What are you doing New Year's Eve?

Somewhere in the world, someone is already drinking champagne. Like, in New Jersey.

New Year's is fraught. All the commercials right now are for quitting smoking and losing weight, making more money and finally meeting that special someone. You should be thinner, and richer and younger, and adored. People make ridiculous resolutions and fail to keep them. And they should, because if everything was tempered by a cold dose of reality, then no one would ever try anything.

In middle school, my Italian pen pal, Valentina, told me that in Italy they believe if you do something on the first, you'll do that all year. It's a good idea to do something you love. Be with family. Eat good food. Read. Be in love. Wouldn't you believe anything a girl named Valentina told you? I would.

In my nervous brain I have translated that to whatever I do on New Year's Day I will end up doing all year: arguing? check. Worrying? check. Not writing? check. Being too fat? check. Wrestling a giant pile of laundry? check.

I'm going to make ridiculous resolutions. I'm going to do everything I want on New Year's Day.

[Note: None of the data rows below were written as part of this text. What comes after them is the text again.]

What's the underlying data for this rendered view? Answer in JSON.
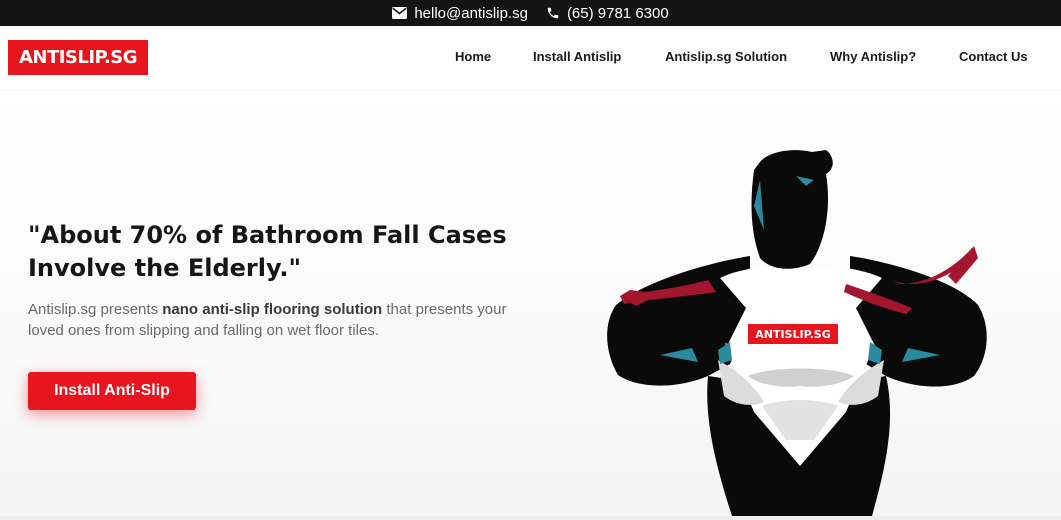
{
  "topbar": {
    "email": "hello@antislip.sg",
    "phone": "(65) 9781 6300",
    "email_icon": "envelope-icon",
    "phone_icon": "phone-icon"
  },
  "header": {
    "logo_text": "ANTISLIP.SG",
    "nav": [
      {
        "label": "Home"
      },
      {
        "label": "Install Antislip"
      },
      {
        "label": "Antislip.sg Solution"
      },
      {
        "label": "Why Antislip?"
      },
      {
        "label": "Contact Us"
      }
    ]
  },
  "hero": {
    "headline": "\"About 70% of Bathroom Fall Cases Involve the Elderly.\"",
    "lead_prefix": "Antislip.sg presents ",
    "lead_bold": "nano anti-slip flooring solution",
    "lead_suffix": " that presents your loved ones from slipping and falling on wet floor tiles.",
    "cta_label": "Install Anti-Slip",
    "illustration_badge": "ANTISLIP.SG"
  },
  "colors": {
    "brand_red": "#e8141e",
    "topbar_bg": "#141414",
    "tie_red": "#a3162e",
    "accent_teal": "#2a8aa0"
  }
}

I will wrestle a giant pile of language.
I will get married.
I am going to write another novel.
I will sell the other novel.
I will be a rock star.
Better yet, I will marry a rock star. We will both be rock stars.
I'm going to do better in school.
I'm going to have children.
I will lose 30 pounds.
I will quit drinking.
I will start drinking with more purpose and gusto.
Eat more chocolate.
Kiss more people. Really? Let's bring back the social kiss, and replace the stupid handshake.
I'm going to exercise more and go to bed earlier and breathe more and be outside and look at clouds and stars and trees and plant flowers and walk the dog.
I'm going to stay up later and love the darkness and write poems at midnight and sleep til noon.
I will spend less time worrying.
I will worry about the right things.
I'll get a job.
I'll quit my job.
I'll get organized and then learn to love and value chaos, the chaos that is every day no matter who you are. Everyone has it. Everyone's is different, which makes them all the same. You are not a unique snowflake of chaos. You are just human.
Have something to fall back on.
And then burn the bridge to that thing you can fall back on.

In the meantime, I'll worry about every step I take tomorrow, every word I read and write and every sip of wine or bite of chocolate. I'm going to kiss one more person than I did the day before. I will make snowflakes out of people. And catch them on my tongue.